I don't know what the true origin of Easter. A quick search on Google resulted in this: [allaboutjesuschrist.org]
I was baptised and brought up a Catholic and did all the chruch stuff growong up but if you teach your daughter how to think and help her develop her critical thinking as she gets older she'll probably come to the same conclusion you have. Being a Catholic didn't do me any harm, if anything it gave me an insight that I wouldn't have otherwise had.
Weird way to get an insight. Like when the beating stops you appreciate not being beaten? I've never been religious - the insight it what you're born with. Religion stops it.
@GoldenDoll I had no say in being brought up a Catholic so it's hardly weird but insight in this case means something I acquired, I understand what they're about more than if I'd never experienced it. So I have an insight into being Catholic but not Zoroastrian although basic tenants of faith obviously apply and as I stated, for what ever reason, I worked out for myself that it didn't make any sense, whether that's nature or nurture is another discussion.
I found your analogy to being beaten, imo, a little glib but perhaps more accurate than you realise. I was the victim of domestic abuse and so again I have an insight into what it feels like to be physically abused and the long term damage, in a variety of ways, that it causes. It is an insight that I could have cheerfully done without but I wasn't born with it.
@ipdg77 I know about catholicism from catholics, and I know about abuse from kids who were abused. Doesn't mean I don't sympathise and understand it, but I would never suggest a child should be beaten so they could have a better insight into abuse.
@GoldenDoll I'm not suggesting that either, I'm not saying you or anyone else should experience being Catholic or being abused to understand it, all I'm saying is I, personally, have a greater understanding of Catholicism and abuse from personal experience that was not of my choosing. In my case being Catholic didn't do me any harm, being abused did (and I don't mean physical) . But I would hope, again and this just my perspective, that my experiences may prove beneficial in some way to someone else through discussion etc
Do NOT allow her t be taken to Sunday school..... nothing good happens in those circles.... and it'll slow her development of critical thinking skills..... which most very religious people are void of.

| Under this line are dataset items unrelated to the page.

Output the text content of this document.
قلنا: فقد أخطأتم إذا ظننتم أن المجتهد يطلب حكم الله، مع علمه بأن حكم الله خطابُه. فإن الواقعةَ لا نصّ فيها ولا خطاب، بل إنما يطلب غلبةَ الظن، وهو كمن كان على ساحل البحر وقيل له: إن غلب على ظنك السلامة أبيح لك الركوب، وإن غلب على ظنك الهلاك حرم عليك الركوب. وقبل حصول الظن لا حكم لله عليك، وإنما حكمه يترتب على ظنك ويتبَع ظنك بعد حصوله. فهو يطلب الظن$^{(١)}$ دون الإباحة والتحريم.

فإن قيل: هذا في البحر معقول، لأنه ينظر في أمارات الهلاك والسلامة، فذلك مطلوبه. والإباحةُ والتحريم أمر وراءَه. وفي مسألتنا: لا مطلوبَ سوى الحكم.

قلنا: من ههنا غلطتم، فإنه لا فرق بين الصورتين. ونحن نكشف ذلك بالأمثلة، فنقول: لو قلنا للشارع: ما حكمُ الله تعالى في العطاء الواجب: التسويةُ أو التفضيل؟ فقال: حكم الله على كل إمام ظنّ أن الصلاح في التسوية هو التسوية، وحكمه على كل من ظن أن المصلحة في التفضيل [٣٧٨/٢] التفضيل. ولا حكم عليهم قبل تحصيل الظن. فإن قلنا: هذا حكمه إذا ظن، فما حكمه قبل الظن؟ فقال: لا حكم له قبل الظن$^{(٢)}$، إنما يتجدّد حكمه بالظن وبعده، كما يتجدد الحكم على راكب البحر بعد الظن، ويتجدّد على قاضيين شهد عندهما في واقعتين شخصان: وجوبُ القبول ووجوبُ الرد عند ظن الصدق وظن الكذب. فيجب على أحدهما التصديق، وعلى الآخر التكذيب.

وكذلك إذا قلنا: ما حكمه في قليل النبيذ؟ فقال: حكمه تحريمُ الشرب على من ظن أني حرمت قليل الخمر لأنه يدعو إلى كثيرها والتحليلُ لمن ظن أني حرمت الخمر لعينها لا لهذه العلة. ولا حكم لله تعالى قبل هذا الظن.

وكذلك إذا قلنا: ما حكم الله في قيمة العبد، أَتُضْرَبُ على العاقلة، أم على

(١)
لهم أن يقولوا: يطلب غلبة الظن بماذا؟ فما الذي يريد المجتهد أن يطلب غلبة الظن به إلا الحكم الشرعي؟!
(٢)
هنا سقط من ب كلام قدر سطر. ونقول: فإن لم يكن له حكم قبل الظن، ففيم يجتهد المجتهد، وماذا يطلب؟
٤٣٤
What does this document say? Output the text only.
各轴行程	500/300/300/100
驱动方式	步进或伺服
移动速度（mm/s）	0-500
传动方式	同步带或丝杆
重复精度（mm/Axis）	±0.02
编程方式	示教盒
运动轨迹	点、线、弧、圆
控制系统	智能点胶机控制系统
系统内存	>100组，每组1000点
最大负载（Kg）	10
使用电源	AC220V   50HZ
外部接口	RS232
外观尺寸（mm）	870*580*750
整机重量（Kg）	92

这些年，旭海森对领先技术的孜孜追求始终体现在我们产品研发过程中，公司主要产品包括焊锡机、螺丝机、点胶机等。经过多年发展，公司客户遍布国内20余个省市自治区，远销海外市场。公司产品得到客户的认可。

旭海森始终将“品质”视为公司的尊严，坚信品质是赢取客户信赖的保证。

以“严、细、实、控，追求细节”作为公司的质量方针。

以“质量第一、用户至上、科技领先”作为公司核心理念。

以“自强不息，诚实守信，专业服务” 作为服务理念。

I went to Sunday school for nearly 15 years, was raised a Christian and was surrounded by extremely religious people. It didn't do me any harm and I'm a hardcore atheist and so is my brother
@JenniferRoberts Considering the rapidly growing reputation of the Catholic Church as being the largest pedophile ring in the world, I'd say you were very lucky to get out of it unharmed. But, the popes keep saying that the Church's good name is more important than bringing the offenders to justice - so they keep moving them to new parishes in different countries whenever the victims' families start to get wise to their shenanigans.